Revisiting Experience Replayable Conditions
This work addresses the problem of enabling experience replay in on-policy reinforcement learning algorithms, which could improve efficiency and stability for researchers and practitioners, though it appears incremental as it modifies existing methods.
The paper reconsiders the conditions for applying experience replay in reinforcement learning, proposing stabilization tricks to address instability factors, and demonstrates that these tricks enable experience replay in an on-policy algorithm with performance comparable to a state-of-the-art off-policy algorithm.
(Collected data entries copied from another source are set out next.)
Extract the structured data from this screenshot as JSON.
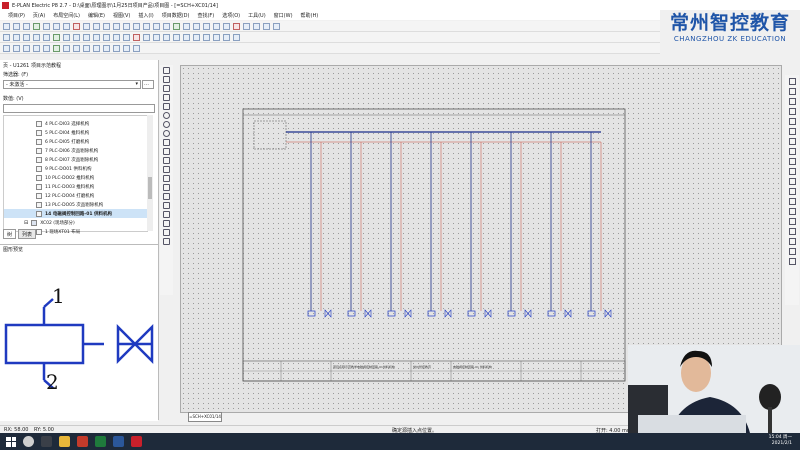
{
  "window": {
    "title": "E-PLAN Electric P8 2.7 - D:\\桌面\\原理图示\\1月25日项目产品\\项目图 - [=SCH+XC01/14]"
  },
  "menu": [
    "项目(P)",
    "页(A)",
    "布局空间(L)",
    "编辑(E)",
    "视图(V)",
    "插入(I)",
    "项目数据(D)",
    "查找(F)",
    "选项(O)",
    "工具(U)",
    "窗口(W)",
    "帮助(H)"
  ],
  "brand": {
    "cn": "常州智控教育",
    "en": "CHANGZHOU ZK EDUCATION"
  },
  "page_panel": {
    "title": "页 - U1261 项目示范教程",
    "filter_label": "筛选器: (F)",
    "filter_value": "- 未激活 -",
    "value_label": "数值: (V)",
    "tree": [
      {
        "label": "4 PLC-DI03 选择机构",
        "selected": false
      },
      {
        "label": "5 PLC-DI04 推料机构",
        "selected": false
      },
      {
        "label": "6 PLC-DI05 打磨机构",
        "selected": false
      },
      {
        "label": "7 PLC-DI06 次品剔除机构",
        "selected": false
      },
      {
        "label": "8 PLC-DI07 次品剔除机构",
        "selected": false
      },
      {
        "label": "9 PLC-DO01 供料机构",
        "selected": false
      },
      {
        "label": "10 PLC-DO02 推料机构",
        "selected": false
      },
      {
        "label": "11 PLC-DO03 推料机构",
        "selected": false
      },
      {
        "label": "12 PLC-DO04 打磨机构",
        "selected": false
      },
      {
        "label": "13 PLC-DO05 次品剔除机构",
        "selected": false
      },
      {
        "label": "14 电磁阀控制回路-01 供料机构",
        "selected": true
      },
      {
        "label": "XC02 (现场部分)",
        "selected": false
      },
      {
        "label": "1 现场XT01 布局",
        "selected": false
      }
    ],
    "tabs": [
      "树",
      "列表"
    ]
  },
  "preview": {
    "title": "图形预览",
    "pin1": "1",
    "pin2": "2"
  },
  "canvas": {
    "sheet_tab": "=SCH+XC01/14",
    "valve_count": 8,
    "titleblock_text": [
      "项目名称示范教学电磁阀控制回路-01供料机构",
      "常州智控教育",
      "电磁阀控制回路-01 供料机构"
    ]
  },
  "status": {
    "left_x": "RX: 58.00",
    "left_y": "RY: 5.00",
    "center": "确定源插入点位置。",
    "right": "打开: 4.00 mm"
  },
  "taskbar": {
    "time": "15:04 周一",
    "date": "2021/2/1"
  },
  "colors": {
    "accent": "#1f55a8",
    "wire_red": "#c74b3a",
    "wire_blue": "#1b2f8a",
    "valve_blue": "#1f3ac0"
  }
}
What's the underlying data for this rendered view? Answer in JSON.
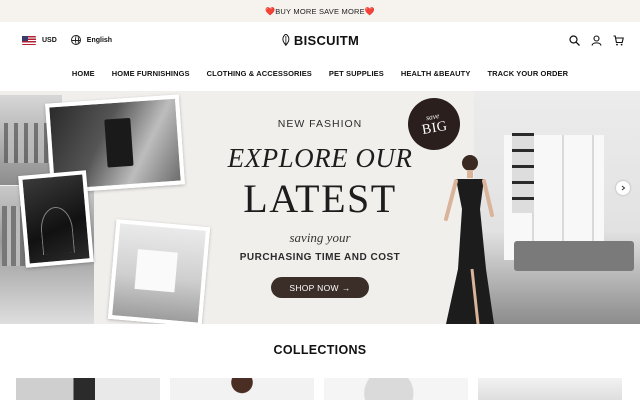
{
  "announcement": {
    "text": "BUY MORE SAVE MORE",
    "heart": "❤️"
  },
  "header": {
    "currency": "USD",
    "language": "English",
    "brand": "BISCUITM",
    "icons": [
      "search-icon",
      "account-icon",
      "cart-icon"
    ]
  },
  "nav": {
    "items": [
      {
        "label": "HOME"
      },
      {
        "label": "HOME FURNISHINGS"
      },
      {
        "label": "CLOTHING & ACCESSORIES"
      },
      {
        "label": "PET SUPPLIES"
      },
      {
        "label": "HEALTH &BEAUTY"
      },
      {
        "label": "TRACK YOUR ORDER"
      }
    ]
  },
  "hero": {
    "kicker": "NEW FASHION",
    "headline_1": "EXPLORE OUR",
    "headline_2": "LATEST",
    "subline": "saving your",
    "tagline": "PURCHASING TIME AND COST",
    "cta": "SHOP NOW",
    "cta_arrow": "→",
    "badge_top": "save",
    "badge_bottom": "BIG"
  },
  "collections": {
    "title": "COLLECTIONS"
  },
  "colors": {
    "accent": "#3b2e29",
    "announce_bg": "#f6f3ee",
    "heart": "#d83b3b"
  }
}
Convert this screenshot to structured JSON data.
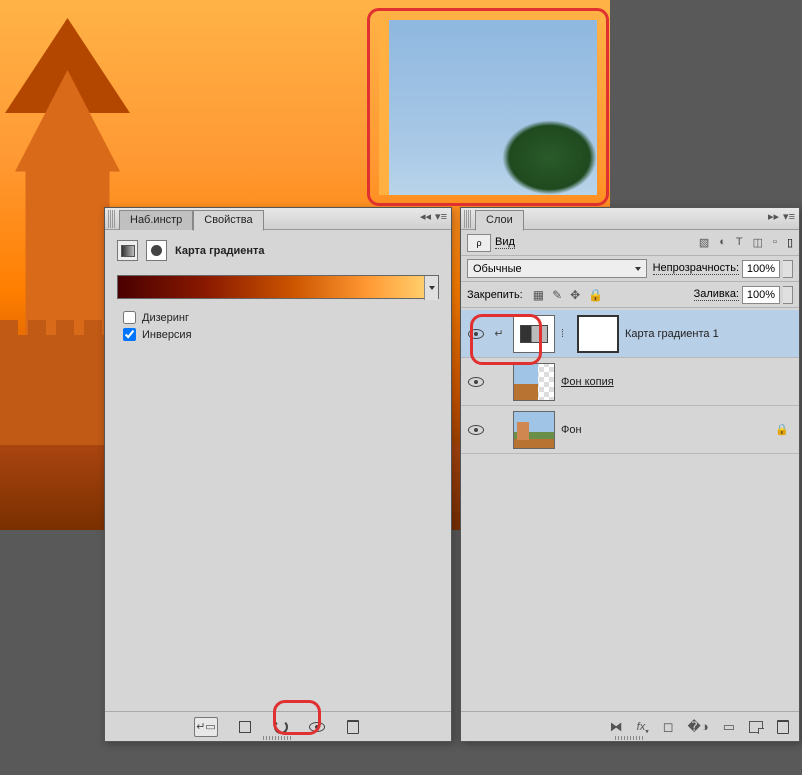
{
  "properties_panel": {
    "tabs": {
      "presets": "Наб.инстр",
      "properties": "Свойства"
    },
    "title": "Карта градиента",
    "dither_label": "Дизеринг",
    "reverse_label": "Инверсия",
    "dither_checked": false,
    "reverse_checked": true
  },
  "layers_panel": {
    "tab": "Слои",
    "kind_label": "Вид",
    "blend_mode": "Обычные",
    "opacity_label": "Непрозрачность:",
    "opacity_value": "100%",
    "lock_label": "Закрепить:",
    "fill_label": "Заливка:",
    "fill_value": "100%",
    "layers": [
      {
        "name": "Карта градиента 1",
        "selected": true,
        "clipped": true,
        "visible": true
      },
      {
        "name": "Фон копия",
        "selected": false,
        "underlined": true,
        "visible": true
      },
      {
        "name": "Фон",
        "selected": false,
        "locked": true,
        "visible": true
      }
    ]
  }
}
Experience replay (ER) used in (deep) reinforcement learning is considered to be applicable only to off-policy algorithms. However, there have been some cases in which ER has been applied for on-policy algorithms, suggesting that off-policyness might be a sufficient condition for applying ER. This paper reconsiders more strict "experience replayable conditions" (ERC) and proposes the way of modifying the existing algorithms to satisfy ERC. In light of this, it is postulated that the instability of policy improvements represents a pivotal factor in ERC. The instability factors are revealed from the viewpoint of metric learning as i) repulsive forces from negative samples and ii) replays of inappropriate experiences. Accordingly, the corresponding stabilization tricks are derived. As a result, it is confirmed through numerical simulations that the proposed stabilization tricks make ER applicable to an advantage actor-critic, an on-policy algorithm. Moreover, its learning performance is comparable to that of a soft actor-critic, a state-of-the-art off-policy algorithm.